= Linguistic marketplace =

Economic notion in sociolinguistics

In sociolinguistics, the notion of linguistic marketplace, also known as linguistic market or talk market, refers to the symbolic market where linguistic exchanges happen.

On linguistic markets, linguistic capital—a subtype of the broader concept of cultural capital according to Pierre Bourdieu—is exchanged, and different languages and varieties have different symbolic values. Different linguistic varieties are assigned market values and various prices that are either positive or negative. Much of these values is based on connotation for the linguistic variety. The highest market values are assigned to varieties that are rare and desirable in the marketplace. The highest of these is considered legitimate speech. This desire for legitimate speech stems from the education system because it is closely connected to economic growth which relates economic markets to linguistic ones because society converts desirable careers to desirable speech.

Linguistic exchange exists on three main levels:

1. Between the audience and the text
2. Within the content of the text
3. Between texts found in a common group

On the standard linguistic market, standard languages usually enjoy more value due to the high overt prestige associated with them while on linguistic markets that value non-standard varieties, vernaculars can also enjoy a higher value. This concept has been proven to be useful in understanding other sociolinguistic concepts such as language variation and change and gender.

Society at large is considered to be the macro-market for language application, however within society exist several micro-markets.
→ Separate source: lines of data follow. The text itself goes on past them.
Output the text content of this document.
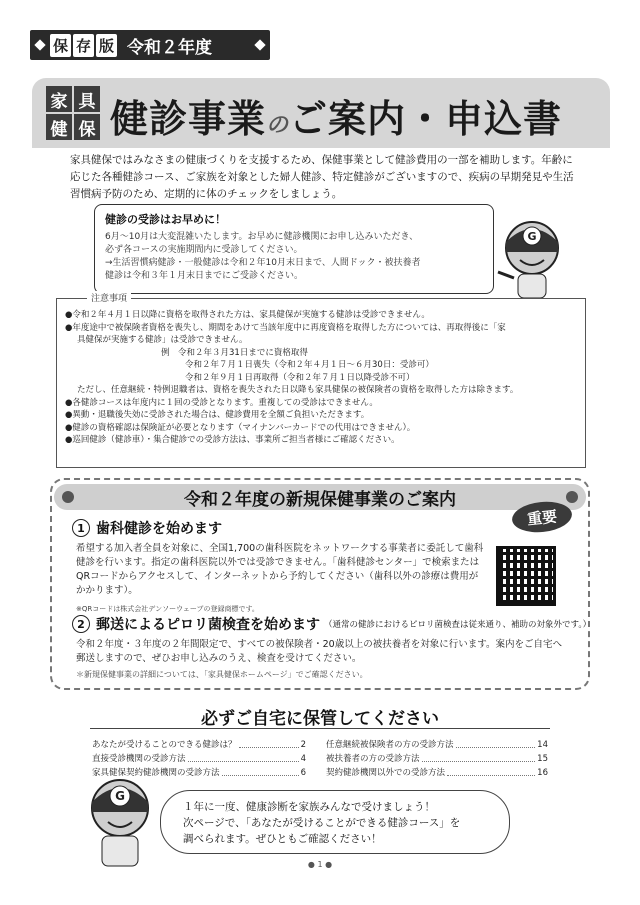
保 存 版 令和２年度
家 具
健 保 健診事業のご案内・申込書
家具健保ではみなさまの健康づくりを支援するため、保健事業として健診費用の一部を補助します。年齢に応じた各種健診コース、ご家族を対象とした婦人健診、特定健診がございますので、疾病の早期発見や生活習慣病予防のため、定期的に体のチェックをしましょう。
健診の受診はお早めに！

6月～10月は大変混雑いたします。お早めに健診機関にお申し込みいただき、

必ず各コースの実施期間内に受診してください。

→生活習慣病健診・一般健診は令和２年10月末日まで、人間ドック・被扶養者

健診は令和３年１月末日までにご受診ください。

G
注意事項
●令和２年４月１日以降に資格を取得された方は、家具健保が実施する健診は受診できません。
●年度途中で被保険者資格を喪失し、期間をあけて当該年度中に再度資格を取得した方については、再取得後に「家
具健保が実施する健診」は受診できません。
例　令和２年３月31日までに資格取得
令和２年７月１日喪失（令和２年４月１日～６月30日：受診可）
令和２年９月１日再取得（令和２年７月１日以降受診不可）
ただし、任意継続・特例退職者は、資格を喪失された日以降も家具健保の被保険者の資格を取得した方は除きます。
●各健診コースは年度内に１回の受診となります。重複しての受診はできません。
●異動・退職後失効に受診された場合は、健診費用を全額ご負担いただきます。
●健診の資格確認は保険証が必要となります（マイナンバーカードでの代用はできません）。
●巡回健診（健診車）・集合健診での受診方法は、事業所ご担当者様にご確認ください。
令和２年度の新規保健事業のご案内
重要
1 歯科健診を始めます
希望する加入者全員を対象に、全国1,700の歯科医院をネットワークする事業者に委託して歯科健診を行います。指定の歯科医院以外では受診できません。「歯科健診センター」で検索またはQRコードからアクセスして、インターネットから予約してください（歯科以外の診療は費用がかかります）。
※QRコードは株式会社デンソーウェーブの登録商標です。
2 郵送によるピロリ菌検査を始めます （通常の健診におけるピロリ菌検査は従来通り、補助の対象外です。）
令和２年度・３年度の２年間限定で、すべての被保険者・20歳以上の被扶養者を対象に行います。案内をご自宅へ郵送しますので、ぜひお申し込みのうえ、検査を受けてください。
＊新規保健事業の詳細については、「家具健保ホームページ」でご確認ください。
必ずご自宅に保管してください
あなたが受けることのできる健診は？	2
直接受診機関の受診方法	4
家具健保契約健診機関の受診方法	6
任意継続被保険者の方の受診方法	14
被扶養者の方の受診方法	15
契約健診機関以外での受診方法	16
G
１年に一度、健康診断を家族みんなで受けましょう！
次ページで、「あなたが受けることができる健診コース」を
調べられます。ぜひともご確認ください！
● 1 ●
Examples of micro-markets include families and peer groups. Values in micro-markets can vary significantly from the value in the macro-market for a particular variety. For example, many youth may use slang or other language that is particular to a peer group; in that micro-market, that language has a high-market value, however, in the macro-market of society this language value is much lower.

Many researchers have attempted to create new indices to represent the economic parallel that exists within the field of linguistics. David Sankoff and Suzanne Laberge developed an index to specifically measure how speakers' activity within the linguistic market is related to the speakers' knowledge or application of the legitimate speech for the market.